Der Himmel über Kasakstan
Niemand!«
Tschetwergow ballte die Fäuste. Seine geschlitzten Augen blitzten vor Wut. »Wenn Stalin stirbt, können Sie sich einen festen Strick nehmen.«
»Ich schicke Ihnen auch einen 'rüber«, sagte Borkin freundlich.
Der Distriktsowjet wandte sich ab. Er nahm seine Fellmütze und verließ grußlos das Zimmer. Als die Tür hinter ihm zuschlug, wurde das Gesicht Borkins ernst. Die Sicherheit, die er vor Tschetwergow getragen hatte, fiel ab wie ein nasser Mantel, den man von der Schulter gleiten läßt.
Wenn Tschetwergow so spricht und so sicher ist, muß sich in Moskau etwas Umwälzendes vorbereiten. War Stalin wirklich nur noch ein Wrack, das man als Aushängeschild benutzte? Waren die neuen, jungen gefährlicheren Männer schon am Werk?
Borkin trat vom Fenster weg und setzte sich an seinen Tisch. Er nahm sich vor, mit Moskau zu telefonieren, auf die Gefahr hin, daß man in Alma-Ata sein Gespräch mithörte und auf ein Tonband aufnahm.

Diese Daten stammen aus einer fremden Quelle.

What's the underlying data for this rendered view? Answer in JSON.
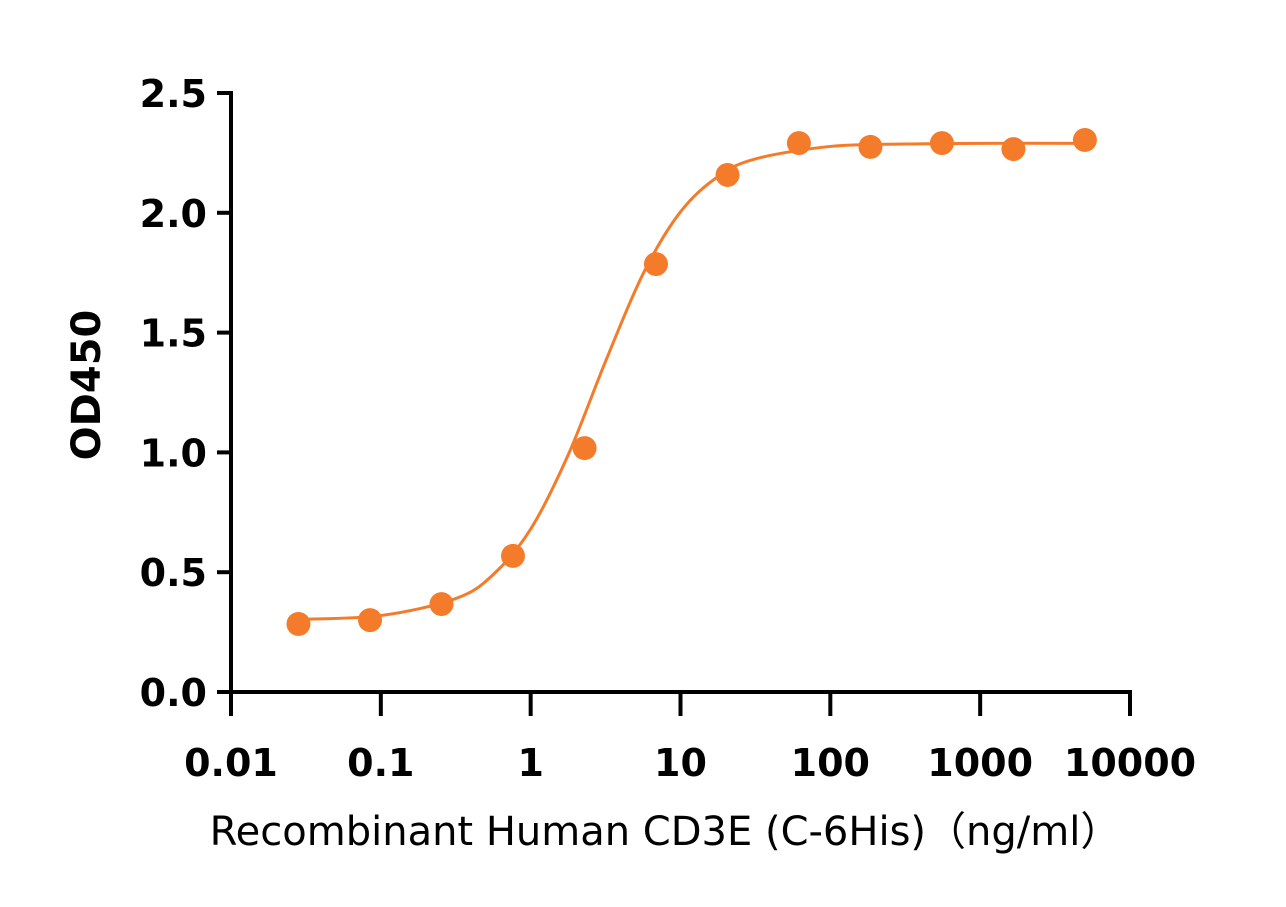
{
  "chart_data": {
    "type": "scatter",
    "x_label": "Recombinant Human CD3E (C-6His)（ng/ml）",
    "y_label": "OD450",
    "x_scale": "log",
    "color": "#f47b2a",
    "x": [
      0.0282,
      0.0847,
      0.254,
      0.762,
      2.29,
      6.86,
      20.6,
      61.7,
      185.2,
      555.6,
      1666.7,
      5000
    ],
    "values": [
      0.284,
      0.3,
      0.367,
      0.568,
      1.018,
      1.786,
      2.158,
      2.291,
      2.275,
      2.291,
      2.266,
      2.304
    ],
    "curve": {
      "x": [
        0.0282,
        0.1,
        0.316,
        0.562,
        1,
        1.778,
        3.162,
        5.623,
        10,
        17.78,
        31.62,
        100,
        316.2,
        1000,
        5000
      ],
      "values": [
        0.303,
        0.319,
        0.39,
        0.49,
        0.68,
        0.989,
        1.38,
        1.745,
        2.004,
        2.151,
        2.225,
        2.277,
        2.287,
        2.29,
        2.29
      ]
    },
    "xlim": [
      0.01,
      10000
    ],
    "xticks": [
      0.01,
      0.1,
      1,
      10,
      100,
      1000,
      10000
    ],
    "ylim": [
      0,
      2.5
    ],
    "yticks": [
      {
        "value": 0,
        "label": "0.0"
      },
      0.5,
      {
        "value": 1,
        "label": "1.0"
      },
      1.5,
      {
        "value": 2,
        "label": "2.0"
      },
      2.5
    ]
  }
}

Wenn auch durch Alma-Ata noch die Ochsengespanne der Bauern knarrten und die Karawanen mit Kamelen durch die neuen Straßen zogen, wenn die Zeit in vielen Winkeln der Stadt seit Jahrhunderten stillgestanden hatte und weiter stillstand … im Parteihaus war es modern und mit den neuesten Mitteln eingerichtet, um Völker zu beherrschen und zu überwachen, die vom Kommunismus nichts weiter kannten als die rote Fahne, eine Hymne und einen Satz, der ihnen so phantastisch war wie die alten Sagen ihrer Ahnen: »Einmal wird die ganze Welt euch gehören!« Daran glaubten sie, das hielt sie zusammen.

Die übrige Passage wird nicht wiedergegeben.